BOSTON, MASS. – When antiretroviral treatment finally came to rural South Africa, it led to one of the fastest life expectancy recoveries in public health history. But men did not benefit equally, according to data presented Thursday by Till Barnighausen from the Africa Centre for Health and Population Studies and the Harvard School of Public Health.
Eight years later, life expectancy of men in rural KwaZulu Natal, South Africa continues to lag behind that of women with the gap widened by differences in access to, and uptake of antiretroviral treatment, Barnighausen said. In one of the poorest regions of the world with two-thirds unemployment, Barnighausen and his colleagues studied 90,000 people using life expectancy as the summary statistic for the ultimate population benefit of antiretroviral therapy. While one in six adults is enrolled in HIV care, with an HIV prevalence of 30 percent, early mortality is still very high and HIV infection is still a major contributor.

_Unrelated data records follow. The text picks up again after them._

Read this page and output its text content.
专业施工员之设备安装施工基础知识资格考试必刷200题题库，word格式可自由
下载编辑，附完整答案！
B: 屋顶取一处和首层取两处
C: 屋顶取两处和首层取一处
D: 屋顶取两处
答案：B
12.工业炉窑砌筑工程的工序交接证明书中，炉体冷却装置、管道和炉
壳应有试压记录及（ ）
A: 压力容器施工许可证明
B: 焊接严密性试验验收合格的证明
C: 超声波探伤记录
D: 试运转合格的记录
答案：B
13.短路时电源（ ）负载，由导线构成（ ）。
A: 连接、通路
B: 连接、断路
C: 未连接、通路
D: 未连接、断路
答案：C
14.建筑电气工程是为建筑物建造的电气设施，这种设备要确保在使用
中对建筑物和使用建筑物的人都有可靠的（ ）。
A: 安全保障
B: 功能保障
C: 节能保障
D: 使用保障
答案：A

The researchers found that 57 percent of deaths among men and 41 percent of deaths among women occurred before HIV care was sought. Between 2004 and 2011, men were 25 percent more likely to die of HIV-related illnesses than women. Although life expectancy has increased for all in the region, between 2004 and 2012, the gender gap has widened from four years, with men facing an average life expectancy of 46 years while women faced an average life expectancy of 50, to now more than 9 years with an average life expectancy of 55 years for men, as opposed to a life expectancy of 64 years for women.
Barnighausen offered no quick solutions, but did flag a social marketing campaign supported through PEPFAR that links antiretroviral therapy with the the economic benefit of returning to work. He also suggested that more male-friendly clinics would help, as would recruitment of more men into nursing.